Sunday, 8 May 2005

Reuse, Standardisation and Calcification

As we embark on the development of something, anything in fact, we no doubt will find ourselves in situations where we are reusing part of previous work we have done. Programmer uses the technical term "function" to encapsulate a block of code which is used in several occasions (reuse). Later, of course, we have methodologies such as object-oriented development etc. This post is not about such technical details.

When we write our lesson plans (is there anyone still doing this?, ok, assume we do), we found ourselves repeating several patterns which we are comfortable with. May be it looks like "revision of previous lesson, introduction of new idea, details, examples, more details, more examples....". Again this is a re-use, a reuse of the pattern.

The conversation style I am using in Conversation With My Evil Twin has a template behind it. I always have a "background" section and a boilerplate passage "Once upon a time, on a sunny evening ...."

When a team starts to work collaboratively on a project, we begin to introduce guidelines, rules etc in order to make the reuse more efficient, ie minimise the re-invention of wheels. (Ok, the guidelines and rules are also introduced for other reasons too, but here we focus on those guidelines and rules which are related to re-use). When the team is small and close, these guidelines and rules are negotiated and formed informally. As the collaboration team grows, with more members from more diverse background joining the team, this process of articulating the guidelines and rules starts to have a life of its own. This is called the standardisation process. As long as this process is driven by the active users (members of the collaboration teams who actually use the guidelines and rules in their daily work), these guidelines and rules are fluid, changing as needs arise and continuously re-negotiated. However, when the process is taken over by "managers", this is then driven by a completely different set of motives and agenda. "Political" considerations become more and more important. These start to surface and enforced: "stability of standards", conformance and examples where organizations attempt to 'refocus' anyone who is perceived as doing any innovative work 'out of the box' because this is perceived as either 'non corporate', 'off message' or just plain inefficient (Derek Morrison, World's largest deployment of Moodle? (part 2)) James Gosling call this calcification in an 1990 online article (http://www.java.sun.com/people/jag/StandardsPhases/index.html) which is no longer available online.

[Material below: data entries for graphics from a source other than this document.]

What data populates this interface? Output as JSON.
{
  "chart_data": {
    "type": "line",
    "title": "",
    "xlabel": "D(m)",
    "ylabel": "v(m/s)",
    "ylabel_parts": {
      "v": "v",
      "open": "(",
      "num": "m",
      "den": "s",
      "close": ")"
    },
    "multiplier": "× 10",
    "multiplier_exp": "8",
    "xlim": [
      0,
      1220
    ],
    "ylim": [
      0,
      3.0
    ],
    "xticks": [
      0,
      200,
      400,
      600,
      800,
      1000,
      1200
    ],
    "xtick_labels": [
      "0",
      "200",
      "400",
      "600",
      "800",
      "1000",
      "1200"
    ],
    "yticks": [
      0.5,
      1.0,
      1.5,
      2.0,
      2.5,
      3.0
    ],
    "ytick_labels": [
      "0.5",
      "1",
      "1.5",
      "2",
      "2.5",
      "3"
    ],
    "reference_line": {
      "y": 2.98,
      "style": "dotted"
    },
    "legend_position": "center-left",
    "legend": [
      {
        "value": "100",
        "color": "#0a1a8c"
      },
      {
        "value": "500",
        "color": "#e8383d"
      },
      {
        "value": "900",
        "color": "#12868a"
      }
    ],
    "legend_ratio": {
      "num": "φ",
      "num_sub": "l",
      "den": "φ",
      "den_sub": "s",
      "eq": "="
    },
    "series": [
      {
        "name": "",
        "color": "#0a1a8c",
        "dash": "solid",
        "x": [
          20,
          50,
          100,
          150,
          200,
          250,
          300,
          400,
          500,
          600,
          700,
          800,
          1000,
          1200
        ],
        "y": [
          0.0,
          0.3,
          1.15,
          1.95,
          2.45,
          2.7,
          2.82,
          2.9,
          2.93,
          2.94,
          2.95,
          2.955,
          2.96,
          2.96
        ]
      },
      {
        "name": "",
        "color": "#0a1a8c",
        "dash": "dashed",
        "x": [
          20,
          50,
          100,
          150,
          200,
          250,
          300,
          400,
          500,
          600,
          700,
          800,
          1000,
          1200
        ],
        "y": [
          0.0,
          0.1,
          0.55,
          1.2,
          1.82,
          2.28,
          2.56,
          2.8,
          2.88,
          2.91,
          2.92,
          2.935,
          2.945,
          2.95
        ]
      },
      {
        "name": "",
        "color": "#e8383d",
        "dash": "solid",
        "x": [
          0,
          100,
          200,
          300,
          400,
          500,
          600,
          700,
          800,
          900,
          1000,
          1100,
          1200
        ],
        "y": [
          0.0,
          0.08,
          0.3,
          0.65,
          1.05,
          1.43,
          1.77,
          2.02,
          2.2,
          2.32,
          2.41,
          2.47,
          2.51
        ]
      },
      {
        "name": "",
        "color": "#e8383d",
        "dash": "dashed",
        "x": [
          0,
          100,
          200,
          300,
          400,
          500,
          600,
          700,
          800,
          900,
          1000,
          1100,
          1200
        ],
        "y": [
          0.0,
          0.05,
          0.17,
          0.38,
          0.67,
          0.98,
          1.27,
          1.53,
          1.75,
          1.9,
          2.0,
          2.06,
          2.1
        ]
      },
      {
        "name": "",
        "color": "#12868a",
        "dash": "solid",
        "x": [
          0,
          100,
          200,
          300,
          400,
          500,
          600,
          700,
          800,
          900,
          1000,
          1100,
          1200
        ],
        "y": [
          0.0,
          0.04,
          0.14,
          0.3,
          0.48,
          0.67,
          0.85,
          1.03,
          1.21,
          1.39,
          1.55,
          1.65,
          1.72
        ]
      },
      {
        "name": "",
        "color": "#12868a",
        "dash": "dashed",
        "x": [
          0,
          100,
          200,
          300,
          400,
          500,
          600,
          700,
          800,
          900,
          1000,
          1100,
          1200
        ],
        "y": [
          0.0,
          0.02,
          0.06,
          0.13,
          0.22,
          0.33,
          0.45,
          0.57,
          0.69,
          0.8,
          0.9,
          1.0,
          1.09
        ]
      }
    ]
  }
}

Once certain "standards" are recognised as important and strategic by the upper management, the power of negotiating, modifying, extending etc of these standards are taken away from the actual users. Actual users are typically disconnected from the standard process (may be the users of standards are not interested in the political battles of setting standards, or they are deem as not representative enough from the organisation's point of view that their representation are replaced by more "senior" members who have no hand-on experience of the "product" they are trying to standardise.)

I will stop here and let you imagine what will happen next ...

Does this sound familiar to you? I hope not.